Aitan Goelman, the CFTC’s director of enforcement, says in the statement on the settlement: “The CFTC’s order demonstrates that we will vigorously continue to investigate any efforts to manipulate financial benchmarks, and we will take action where possible to protect the integrity of these benchmarks.”
The CFTC has fined 17 banks and brokers a collective $5.08 billion for fixing Libor and Isdafix and manipulating FX rates.
“I could do the high 6 month LIBOR… like… right now”
Citi’s fines are split in two: $250 million for manipulating the Isdafix and $175 million for manipulating various Libor and Tibor rates. The second fine involves Citi’s Japanese subsidiaries.
The Libor and Tibor manipulation, self-reported by Citi in the summer of 2010, occurred after Citi was already on notice from the CFTC about manipulating its US dollar Libor submissions.
“After june I will push for higher libors”
The “Senior Yen Trader” mentioned in the two above examples was “hired by CGMJ [Citigroup Global Markets Japan] to enhance the bank’s reputation in the Tokyo derivatives market,” according to the CFTC. The Financial Times reports that this trader was Tom Hayes, the only person so far to be convicted over Libor fixing. Hayes joined Citigroup from UBS in 2009.
Hayes “attempted to manipulate the benchmark fixings by using his contacts at other Yen LIBOR panel banks and at interdealer brokers to influence the Yen LIBOR submissions of other Yen panel banks,” according to the CFTC. Hayes was fired by Citi in 2010 for fixing Libor.
“We don’t want to come down within the next 4 weeks”
“In addition, a senior manager who ran CGMJ’s Tokyo interest rates derivatives trading desk (Senior Yen Manager) pressured CJL’s Euroyen TIBOR submitters to adjust their submissions to benefit the Senior Yen Trader’s derivatives trading positions,” the CFTC says. This contrasts with Citi’s past argument that Hayes was a lone wolf who fixed the rates without management’s knowledge.
“CJL’s Euroyen TIBOR submitters, on a few occasions, took the Senior Yen Manager’s requests into account when making Euroyen TIBOR submissions,” the CFTC says.
“Given the potential negative publicity that this could have I would go lower”

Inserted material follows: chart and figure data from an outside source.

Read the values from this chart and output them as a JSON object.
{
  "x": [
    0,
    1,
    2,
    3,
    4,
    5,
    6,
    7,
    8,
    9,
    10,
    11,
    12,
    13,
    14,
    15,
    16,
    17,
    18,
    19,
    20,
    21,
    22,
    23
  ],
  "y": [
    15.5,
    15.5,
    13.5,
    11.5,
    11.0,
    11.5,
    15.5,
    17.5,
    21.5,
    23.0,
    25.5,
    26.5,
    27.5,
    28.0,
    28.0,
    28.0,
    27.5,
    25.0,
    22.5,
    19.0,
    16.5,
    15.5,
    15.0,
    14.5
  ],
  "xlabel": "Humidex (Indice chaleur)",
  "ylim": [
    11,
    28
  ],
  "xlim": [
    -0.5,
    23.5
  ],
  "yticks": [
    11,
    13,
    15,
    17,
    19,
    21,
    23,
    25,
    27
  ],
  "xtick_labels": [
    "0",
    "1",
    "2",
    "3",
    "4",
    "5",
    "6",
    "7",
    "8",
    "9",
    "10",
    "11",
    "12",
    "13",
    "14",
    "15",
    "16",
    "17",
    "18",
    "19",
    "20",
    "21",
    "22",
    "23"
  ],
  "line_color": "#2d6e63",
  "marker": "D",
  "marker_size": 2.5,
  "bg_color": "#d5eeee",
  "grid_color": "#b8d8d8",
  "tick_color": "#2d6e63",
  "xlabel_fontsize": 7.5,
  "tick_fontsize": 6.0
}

Citi also fixed its Libor submissions during the financial crisis to make it look as if it were having an easier time borrowing than it was. Libor is meant to measure the interest rate that other banks would theoretically lend to you at.

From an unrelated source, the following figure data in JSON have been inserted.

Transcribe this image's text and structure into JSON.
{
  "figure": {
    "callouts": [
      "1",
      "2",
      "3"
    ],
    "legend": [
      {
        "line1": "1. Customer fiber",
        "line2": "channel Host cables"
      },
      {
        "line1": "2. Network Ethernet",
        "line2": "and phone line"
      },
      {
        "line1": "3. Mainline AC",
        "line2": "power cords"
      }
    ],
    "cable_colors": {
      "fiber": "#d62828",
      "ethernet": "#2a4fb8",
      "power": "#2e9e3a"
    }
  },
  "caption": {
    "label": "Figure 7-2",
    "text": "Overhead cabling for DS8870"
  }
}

The CFTC says: “From the spring of 2008 through the summer of 2009, Citi’s U.S. Dollar LIBOR submitters based its U.S. Dollar LIBOR submissions on a desire to avoid generating negative media attention and to protect Citi’s reputation in the market.
“As the financial crisis progressed through 2008, Citi experienced financial challenges that included liquidity concerns. During this time, Citi received a significant infusion of funds from the U.S. Government to alleviate the stresses in its funding. Citi, at times, had difficulty securing funding in the London interbank market at or below Citi’s LIBOR submissions, particularly in the longer tenors.

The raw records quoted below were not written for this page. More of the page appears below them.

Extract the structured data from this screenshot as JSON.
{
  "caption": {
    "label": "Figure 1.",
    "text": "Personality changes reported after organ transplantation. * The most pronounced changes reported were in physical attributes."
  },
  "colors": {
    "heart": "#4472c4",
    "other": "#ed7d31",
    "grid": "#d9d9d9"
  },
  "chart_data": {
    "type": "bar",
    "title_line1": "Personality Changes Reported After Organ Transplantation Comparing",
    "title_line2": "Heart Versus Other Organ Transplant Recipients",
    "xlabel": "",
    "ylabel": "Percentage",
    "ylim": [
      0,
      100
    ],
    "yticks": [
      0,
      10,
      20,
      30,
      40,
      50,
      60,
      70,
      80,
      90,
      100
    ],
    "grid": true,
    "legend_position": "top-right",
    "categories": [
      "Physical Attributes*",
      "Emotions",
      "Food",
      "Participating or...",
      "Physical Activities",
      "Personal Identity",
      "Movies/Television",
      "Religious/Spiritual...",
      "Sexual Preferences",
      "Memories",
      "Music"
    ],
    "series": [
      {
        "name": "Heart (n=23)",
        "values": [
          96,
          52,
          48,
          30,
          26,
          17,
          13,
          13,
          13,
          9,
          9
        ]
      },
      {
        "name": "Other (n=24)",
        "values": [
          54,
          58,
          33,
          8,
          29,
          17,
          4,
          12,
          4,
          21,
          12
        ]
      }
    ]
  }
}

“Citi’s U.S. Dollar LIBOR submitters became concerned about the signaling effect that the Citi’s U.S. Dollar LIBOR submissions could have in the market. The submitters realized that the Citi’s submissions could draw negative media attention and raise questions about the stability of the bank. Accordingly, during this period, Citi’s submitters, at times, made U.S. Dollar LIBOR submissions based in whole or in part on a desire to avoid that negative scrutiny, rather than based on the fact that Citi, at times, would have had to pay above LIBOR in the London interbank market, particularly in the longer tenors, when securing funding for the bank.”